Selasa, 08 Juni 2021

Komik Sisipan Bobo : Janji Irene


 

Irene adalah seorang gadis belia yang hidup berkecukupan dengan keluarganya. Ayahnya, Tuan Dalsum adalah seorang dokter, sedangkan ibunya adalah ibu rumah tangga. Ia memiliki seorang kakak laki-laki bernama Erik yang kini tengah kuliah di luar kota. Mereka tinggal di rumah yang besar dan mewah layaknya keluarga dokter pada umumnya.
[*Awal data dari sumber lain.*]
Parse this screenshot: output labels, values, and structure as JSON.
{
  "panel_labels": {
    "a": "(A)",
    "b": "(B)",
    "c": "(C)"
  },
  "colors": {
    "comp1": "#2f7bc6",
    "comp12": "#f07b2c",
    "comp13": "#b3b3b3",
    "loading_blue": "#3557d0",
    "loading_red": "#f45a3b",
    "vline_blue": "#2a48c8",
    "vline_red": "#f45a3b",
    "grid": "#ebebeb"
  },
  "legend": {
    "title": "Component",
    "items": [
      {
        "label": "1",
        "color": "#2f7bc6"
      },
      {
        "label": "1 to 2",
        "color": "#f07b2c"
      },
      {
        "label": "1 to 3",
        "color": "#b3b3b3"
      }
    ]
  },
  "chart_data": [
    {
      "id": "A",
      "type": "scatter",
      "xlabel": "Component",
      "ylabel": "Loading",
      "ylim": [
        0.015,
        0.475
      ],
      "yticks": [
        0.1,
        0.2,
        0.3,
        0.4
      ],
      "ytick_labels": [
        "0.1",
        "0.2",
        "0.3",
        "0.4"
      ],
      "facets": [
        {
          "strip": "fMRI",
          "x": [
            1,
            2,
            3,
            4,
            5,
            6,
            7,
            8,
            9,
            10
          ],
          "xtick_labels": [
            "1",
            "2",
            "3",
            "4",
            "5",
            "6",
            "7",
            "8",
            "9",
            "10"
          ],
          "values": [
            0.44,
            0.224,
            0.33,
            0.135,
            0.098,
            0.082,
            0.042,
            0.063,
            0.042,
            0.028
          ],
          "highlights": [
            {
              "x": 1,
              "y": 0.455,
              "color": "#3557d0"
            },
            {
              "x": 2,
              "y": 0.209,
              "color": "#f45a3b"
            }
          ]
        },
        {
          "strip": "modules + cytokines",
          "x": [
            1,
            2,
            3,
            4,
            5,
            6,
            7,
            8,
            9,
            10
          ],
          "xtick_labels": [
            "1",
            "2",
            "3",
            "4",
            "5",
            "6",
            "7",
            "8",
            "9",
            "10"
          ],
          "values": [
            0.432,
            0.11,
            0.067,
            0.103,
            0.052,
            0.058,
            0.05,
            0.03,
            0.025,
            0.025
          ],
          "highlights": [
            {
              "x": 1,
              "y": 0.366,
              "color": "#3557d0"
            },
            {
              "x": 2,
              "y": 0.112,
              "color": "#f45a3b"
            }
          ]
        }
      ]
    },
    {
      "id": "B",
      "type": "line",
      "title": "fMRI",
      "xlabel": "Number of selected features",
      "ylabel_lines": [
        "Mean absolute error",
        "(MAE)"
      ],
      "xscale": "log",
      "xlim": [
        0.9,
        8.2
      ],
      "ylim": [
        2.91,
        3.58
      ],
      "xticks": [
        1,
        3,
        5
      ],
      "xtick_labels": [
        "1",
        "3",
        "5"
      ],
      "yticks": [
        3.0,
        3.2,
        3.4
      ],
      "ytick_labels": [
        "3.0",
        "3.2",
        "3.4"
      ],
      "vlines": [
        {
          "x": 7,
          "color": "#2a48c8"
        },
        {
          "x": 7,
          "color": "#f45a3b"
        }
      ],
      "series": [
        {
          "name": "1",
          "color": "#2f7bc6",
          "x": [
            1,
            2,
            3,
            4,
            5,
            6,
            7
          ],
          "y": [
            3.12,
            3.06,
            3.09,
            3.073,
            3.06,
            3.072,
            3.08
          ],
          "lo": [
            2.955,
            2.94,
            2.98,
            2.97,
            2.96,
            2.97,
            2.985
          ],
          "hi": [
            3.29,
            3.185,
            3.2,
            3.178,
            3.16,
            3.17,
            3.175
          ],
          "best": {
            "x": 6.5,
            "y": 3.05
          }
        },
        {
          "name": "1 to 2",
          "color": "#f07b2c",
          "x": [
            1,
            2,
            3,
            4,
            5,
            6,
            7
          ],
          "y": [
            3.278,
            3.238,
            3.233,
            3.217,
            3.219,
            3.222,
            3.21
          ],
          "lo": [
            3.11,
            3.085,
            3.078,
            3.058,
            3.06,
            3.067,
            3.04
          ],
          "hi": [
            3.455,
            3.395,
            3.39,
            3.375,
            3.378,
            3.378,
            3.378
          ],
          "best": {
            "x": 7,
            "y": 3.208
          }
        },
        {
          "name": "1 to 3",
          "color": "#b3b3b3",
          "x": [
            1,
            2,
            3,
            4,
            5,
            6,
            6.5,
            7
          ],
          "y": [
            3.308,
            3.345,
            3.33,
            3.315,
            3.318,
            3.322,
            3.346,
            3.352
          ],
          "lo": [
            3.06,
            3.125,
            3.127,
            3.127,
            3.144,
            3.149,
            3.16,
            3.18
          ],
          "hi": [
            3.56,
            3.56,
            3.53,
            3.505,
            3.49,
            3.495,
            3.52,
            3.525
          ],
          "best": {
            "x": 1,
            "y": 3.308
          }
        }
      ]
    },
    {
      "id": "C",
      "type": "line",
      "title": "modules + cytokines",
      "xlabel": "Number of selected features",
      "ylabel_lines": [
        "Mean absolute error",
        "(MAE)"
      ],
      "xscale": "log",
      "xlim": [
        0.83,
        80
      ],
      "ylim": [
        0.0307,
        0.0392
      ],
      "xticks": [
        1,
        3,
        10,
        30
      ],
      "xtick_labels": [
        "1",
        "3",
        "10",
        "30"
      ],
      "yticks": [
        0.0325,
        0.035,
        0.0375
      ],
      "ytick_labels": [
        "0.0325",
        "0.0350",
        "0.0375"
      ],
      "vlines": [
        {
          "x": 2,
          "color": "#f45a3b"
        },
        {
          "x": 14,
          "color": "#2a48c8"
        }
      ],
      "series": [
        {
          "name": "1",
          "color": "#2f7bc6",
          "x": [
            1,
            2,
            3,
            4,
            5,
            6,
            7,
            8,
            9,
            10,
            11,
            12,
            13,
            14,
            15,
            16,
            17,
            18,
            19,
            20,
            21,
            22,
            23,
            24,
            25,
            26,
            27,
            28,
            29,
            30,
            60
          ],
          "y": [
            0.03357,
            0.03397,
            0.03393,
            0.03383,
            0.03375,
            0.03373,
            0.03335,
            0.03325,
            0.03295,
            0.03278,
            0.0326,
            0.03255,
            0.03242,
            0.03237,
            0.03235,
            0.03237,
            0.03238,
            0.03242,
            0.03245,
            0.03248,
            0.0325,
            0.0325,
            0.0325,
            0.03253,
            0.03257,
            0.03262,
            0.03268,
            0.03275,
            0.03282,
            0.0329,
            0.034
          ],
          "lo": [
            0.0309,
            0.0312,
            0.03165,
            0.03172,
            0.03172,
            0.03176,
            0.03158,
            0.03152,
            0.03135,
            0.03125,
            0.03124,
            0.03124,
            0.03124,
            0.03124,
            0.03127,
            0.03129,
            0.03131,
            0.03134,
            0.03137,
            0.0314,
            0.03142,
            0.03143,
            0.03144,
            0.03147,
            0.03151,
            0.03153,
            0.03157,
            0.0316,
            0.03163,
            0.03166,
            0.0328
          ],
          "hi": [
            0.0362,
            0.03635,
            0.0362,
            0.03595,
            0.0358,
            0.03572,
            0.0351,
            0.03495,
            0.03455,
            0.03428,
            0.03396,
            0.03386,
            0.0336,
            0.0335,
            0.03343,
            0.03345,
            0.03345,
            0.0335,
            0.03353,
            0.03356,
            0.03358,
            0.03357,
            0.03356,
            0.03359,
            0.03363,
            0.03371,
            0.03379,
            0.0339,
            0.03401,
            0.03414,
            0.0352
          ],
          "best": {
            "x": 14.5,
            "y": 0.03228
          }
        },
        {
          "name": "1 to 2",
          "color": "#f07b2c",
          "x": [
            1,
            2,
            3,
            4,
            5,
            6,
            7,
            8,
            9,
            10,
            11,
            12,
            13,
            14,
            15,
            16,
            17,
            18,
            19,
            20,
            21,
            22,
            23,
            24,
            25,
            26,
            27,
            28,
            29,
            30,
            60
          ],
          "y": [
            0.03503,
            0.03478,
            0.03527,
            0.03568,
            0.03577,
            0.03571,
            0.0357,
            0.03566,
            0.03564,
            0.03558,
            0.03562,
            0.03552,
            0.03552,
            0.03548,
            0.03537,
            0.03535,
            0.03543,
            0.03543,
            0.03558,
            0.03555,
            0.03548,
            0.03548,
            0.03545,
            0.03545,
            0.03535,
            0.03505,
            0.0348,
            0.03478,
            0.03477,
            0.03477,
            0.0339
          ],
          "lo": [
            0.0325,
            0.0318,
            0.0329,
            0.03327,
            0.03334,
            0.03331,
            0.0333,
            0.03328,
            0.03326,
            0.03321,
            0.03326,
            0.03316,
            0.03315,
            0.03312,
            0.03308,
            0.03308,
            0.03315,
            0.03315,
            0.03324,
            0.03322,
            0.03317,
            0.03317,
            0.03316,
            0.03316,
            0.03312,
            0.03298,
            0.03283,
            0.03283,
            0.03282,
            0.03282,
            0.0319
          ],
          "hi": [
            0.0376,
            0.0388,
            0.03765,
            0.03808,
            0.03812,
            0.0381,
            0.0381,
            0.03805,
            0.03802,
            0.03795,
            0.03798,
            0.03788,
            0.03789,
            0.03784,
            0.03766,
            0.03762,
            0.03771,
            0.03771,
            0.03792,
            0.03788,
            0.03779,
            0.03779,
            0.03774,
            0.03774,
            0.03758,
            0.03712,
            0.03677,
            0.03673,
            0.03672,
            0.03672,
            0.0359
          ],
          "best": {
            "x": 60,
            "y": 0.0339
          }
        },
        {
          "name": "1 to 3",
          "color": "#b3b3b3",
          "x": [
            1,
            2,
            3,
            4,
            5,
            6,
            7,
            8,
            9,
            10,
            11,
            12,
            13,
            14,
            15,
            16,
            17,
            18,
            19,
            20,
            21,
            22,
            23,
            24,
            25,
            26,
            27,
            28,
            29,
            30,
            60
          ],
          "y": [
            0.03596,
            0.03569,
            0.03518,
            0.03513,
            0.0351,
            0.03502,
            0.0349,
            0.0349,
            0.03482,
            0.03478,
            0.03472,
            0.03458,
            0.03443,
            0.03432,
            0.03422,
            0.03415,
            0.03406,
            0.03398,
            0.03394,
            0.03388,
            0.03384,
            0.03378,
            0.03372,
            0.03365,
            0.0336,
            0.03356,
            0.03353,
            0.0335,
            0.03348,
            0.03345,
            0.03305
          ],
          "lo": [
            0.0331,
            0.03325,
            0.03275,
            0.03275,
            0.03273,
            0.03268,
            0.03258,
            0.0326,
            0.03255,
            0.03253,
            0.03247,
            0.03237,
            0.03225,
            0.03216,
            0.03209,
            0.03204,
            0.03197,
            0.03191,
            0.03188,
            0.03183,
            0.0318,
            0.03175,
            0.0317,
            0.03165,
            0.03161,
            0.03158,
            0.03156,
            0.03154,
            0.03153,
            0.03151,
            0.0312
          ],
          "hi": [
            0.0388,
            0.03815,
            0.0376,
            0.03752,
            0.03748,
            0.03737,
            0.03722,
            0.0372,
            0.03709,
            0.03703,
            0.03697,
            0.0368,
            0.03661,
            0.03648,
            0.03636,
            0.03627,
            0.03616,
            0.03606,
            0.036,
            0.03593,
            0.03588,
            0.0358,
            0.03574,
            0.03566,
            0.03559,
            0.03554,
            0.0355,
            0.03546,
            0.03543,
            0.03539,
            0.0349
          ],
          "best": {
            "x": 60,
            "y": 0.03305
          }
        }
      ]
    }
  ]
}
Suatu kali, sepulang sekolah Irene mendapati rumahnya masih berantakan. Cucian menumpuk dan makanan belum disiapkan. Ia curiga ibunya sakit karena dari kemarin beliau batuk-batuk terus. Segera ia melihat ke kamar beliau dan mendapati beliau tampak kurang sehat, bahkan semakin kurus saja dari hari ke hari. Batuknya itu yang kelihatannya tidak mau berhenti seperti mengindikasikan suatu penyakit tertentu. Irene kemudian menyarankan ibunya agar pergi ke dokter. Tapi beliau malah berkilah bahwa ini hanya masuk angin biasa. Ia pun memilih beraktivitas seperti biasa meski kondisinya semakin ringkih saja.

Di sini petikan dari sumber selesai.